Je ne vois pas d’explications possibles à ces usages, et je crois qu’il faut considérer les cas des verbes INTERDIRE et ORDONNER comme des exceptions pour ces formulations. Peut-être y en a-t-il d’autres ? Qu’en pensez-vous ?
Vos quatre réponses sont certainement les bonnes, et il n’y a pas vraiment d’exception. Il faut juste prendre en considération qu’un COD peut être un infinitif introduit par « de ».
— Les critiques se sont excusés d’avoir blessé les artistes.
— Les critiques se sont excusés de cela. Le complément est COI introduit par « de ».
— Les critiques s’en sont excusés.
Exemple plus général, sans verbe pronominal : — Je lui ai parlé de cela. Je lui en ai parlé.
— La justice a interdit à l’humoriste de jouer son spectacle.
— La justice lui a interdit cela. Le complément est COD.
— La justice le lui a interdit.
— L’artiste a autorisé l’antiquaire à vendre ses tableaux.
— L’artiste l’a autorisé à cela. Le complément est COI introduit par « à ».
— L’artiste l’y a autorisé.
[Note : la forme « l’artiste lui a autorisé cela », « l’artiste le lui a autorisé », est également possible et relève d’une autre construction en concurrence (autoriser une chose à quelqu’un) ; la double possibilité peut parfois être source de confusion]
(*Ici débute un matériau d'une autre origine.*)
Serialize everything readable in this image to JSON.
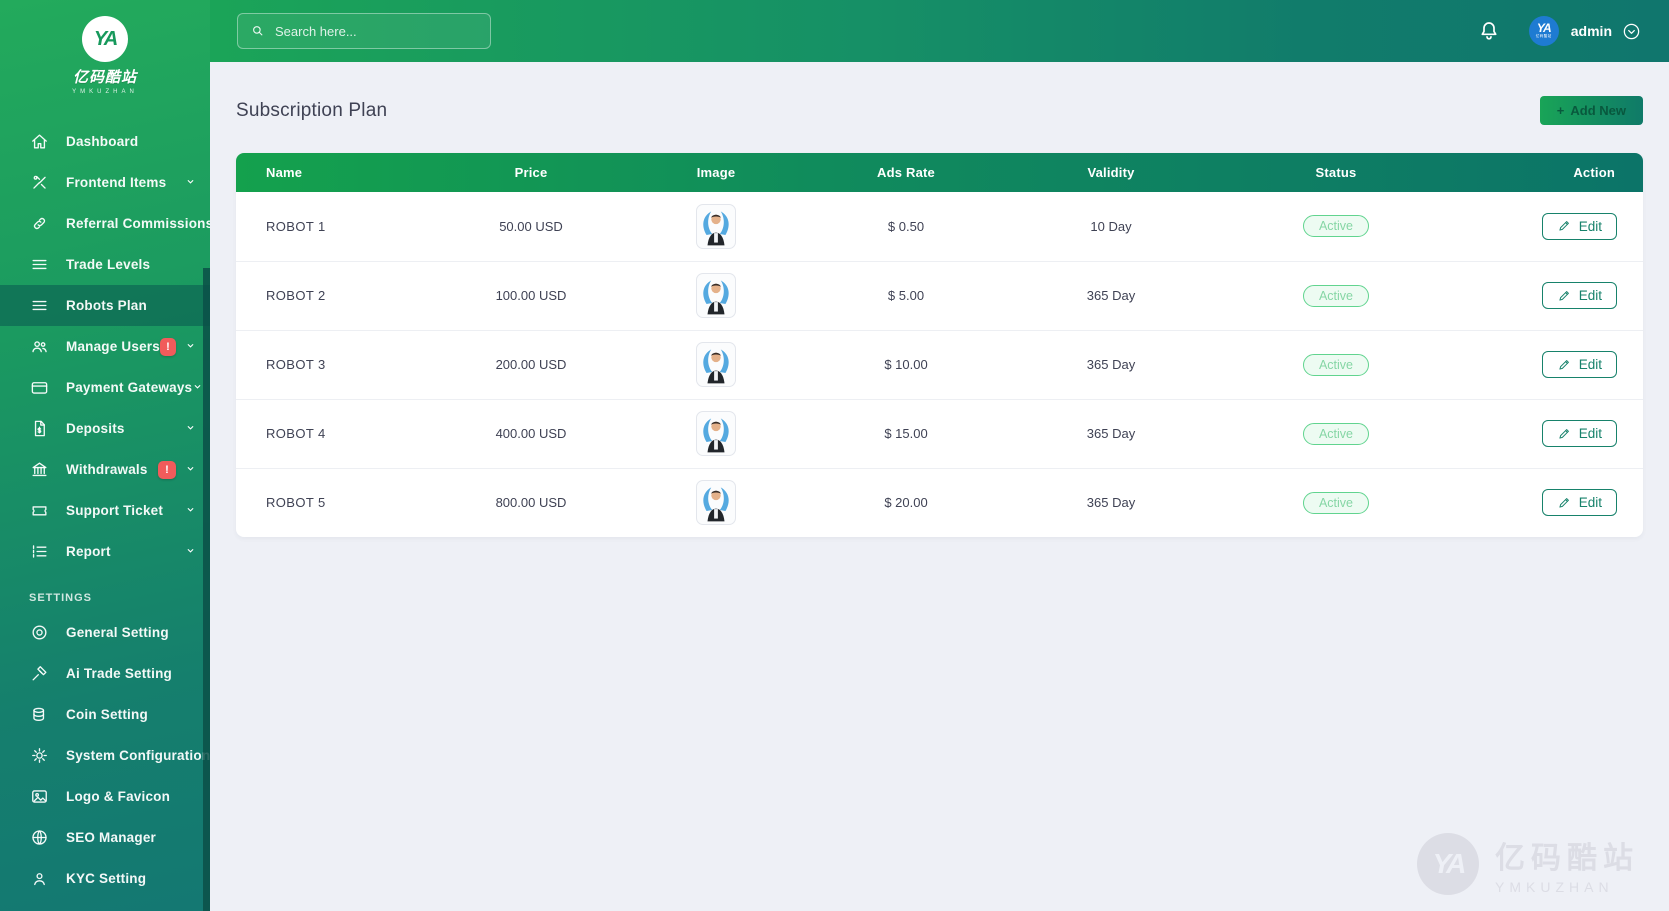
{
  "brand": {
    "monogram": "YA",
    "name_cn": "亿码酷站",
    "name_en": "YMKUZHAN"
  },
  "topbar": {
    "search_placeholder": "Search here...",
    "username": "admin"
  },
  "page": {
    "title": "Subscription Plan",
    "add_new_plus": "+",
    "add_new_label": "Add New"
  },
  "sidebar": {
    "settings_header": "SETTINGS",
    "items": [
      {
        "label": "Dashboard",
        "icon": "home-icon"
      },
      {
        "label": "Frontend Items",
        "icon": "tools-icon",
        "chevron": true
      },
      {
        "label": "Referral Commissions",
        "icon": "link-icon"
      },
      {
        "label": "Trade Levels",
        "icon": "list-icon"
      },
      {
        "label": "Robots Plan",
        "icon": "list-icon",
        "active": true
      },
      {
        "label": "Manage Users",
        "icon": "users-icon",
        "badge": "!",
        "chevron": true
      },
      {
        "label": "Payment Gateways",
        "icon": "card-icon",
        "chevron": true
      },
      {
        "label": "Deposits",
        "icon": "file-icon",
        "chevron": true
      },
      {
        "label": "Withdrawals",
        "icon": "bank-icon",
        "badge": "!",
        "chevron": true
      },
      {
        "label": "Support Ticket",
        "icon": "ticket-icon",
        "chevron": true
      },
      {
        "label": "Report",
        "icon": "report-icon",
        "chevron": true
      }
    ],
    "settings_items": [
      {
        "label": "General Setting",
        "icon": "disc-icon"
      },
      {
        "label": "Ai Trade Setting",
        "icon": "hammer-icon"
      },
      {
        "label": "Coin Setting",
        "icon": "coins-icon"
      },
      {
        "label": "System Configuration",
        "icon": "gear-icon"
      },
      {
        "label": "Logo & Favicon",
        "icon": "image-icon"
      },
      {
        "label": "SEO Manager",
        "icon": "globe-icon"
      },
      {
        "label": "KYC Setting",
        "icon": "user-icon"
      }
    ]
  },
  "table": {
    "headers": [
      "Name",
      "Price",
      "Image",
      "Ads Rate",
      "Validity",
      "Status",
      "Action"
    ],
    "rows": [
      {
        "name": "ROBOT 1",
        "price": "50.00 USD",
        "image": "robot-avatar",
        "ads_rate": "$ 0.50",
        "validity": "10 Day",
        "status": "Active",
        "action": "Edit"
      },
      {
        "name": "ROBOT 2",
        "price": "100.00 USD",
        "image": "robot-avatar",
        "ads_rate": "$ 5.00",
        "validity": "365 Day",
        "status": "Active",
        "action": "Edit"
      },
      {
        "name": "ROBOT 3",
        "price": "200.00 USD",
        "image": "robot-avatar",
        "ads_rate": "$ 10.00",
        "validity": "365 Day",
        "status": "Active",
        "action": "Edit"
      },
      {
        "name": "ROBOT 4",
        "price": "400.00 USD",
        "image": "robot-avatar",
        "ads_rate": "$ 15.00",
        "validity": "365 Day",
        "status": "Active",
        "action": "Edit"
      },
      {
        "name": "ROBOT 5",
        "price": "800.00 USD",
        "image": "robot-avatar",
        "ads_rate": "$ 20.00",
        "validity": "365 Day",
        "status": "Active",
        "action": "Edit"
      }
    ]
  },
  "watermark": {
    "monogram": "YA",
    "name_cn": "亿码酷站",
    "name_en": "YMKUZHAN"
  },
  "colors": {
    "accent_green": "#16a34a",
    "teal": "#0f766e",
    "badge_red": "#f15b5b",
    "active_pill_border": "#61d48f",
    "active_pill_text": "#86d6a5",
    "content_bg": "#eef0f6"
  }
}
Exemple plus simple : — Il s’est engagé à faire un truc, il s’est engagé à cela, il s’y est engagé.
— Le juge a ordonné à l’éditeur de retirer les livres incriminés.
— Le juge lui a ordonné cela. Le complément est COD.
— Le juge le lui a ordonné.
Les deux exemples qui vous chagrinent sont le 2 et le 4. Ce sont deux cas où le COD est un verbe à l’infinitif introduit par « de ». La méthode consistant à remplacer le complément par « de cela » ou par « cela » permet de faire la part entre COI et COD.
Le « de » introducteur est fréquent avec un infinitif, dans différentes constructions (comme sujet, comme sujet réel dans une construction impersonnelle, comme COD, comme infinitif apposé) : c’est plaisant de travailler ici, de travailler ici me plaît, le fait de travailler ici me plaît, travailler ici me plaît, ça me plaît de travailler ici, il me demande de travailler ici, il m’interdit de travailler ici…
Voici une note de quelques pages sur le sujet, par l’universitaire Reza Mir-Samii, qui tente une explication sémantique. Ce point est abordé dans beaucoup de grammaires. On peut noter aussi que comme simple introducteur d’infinitif, le mot « de » ne doit pas être qualifié de préposition, pour éviter toute confusion. Enfin, on peut le rapprocher de l’introducteur anglais « to », dans « to be or not to be », qu’on aurait pu traduire « d’être ou de ne pas être ».
Votre explication est limpide, je vous en remercie.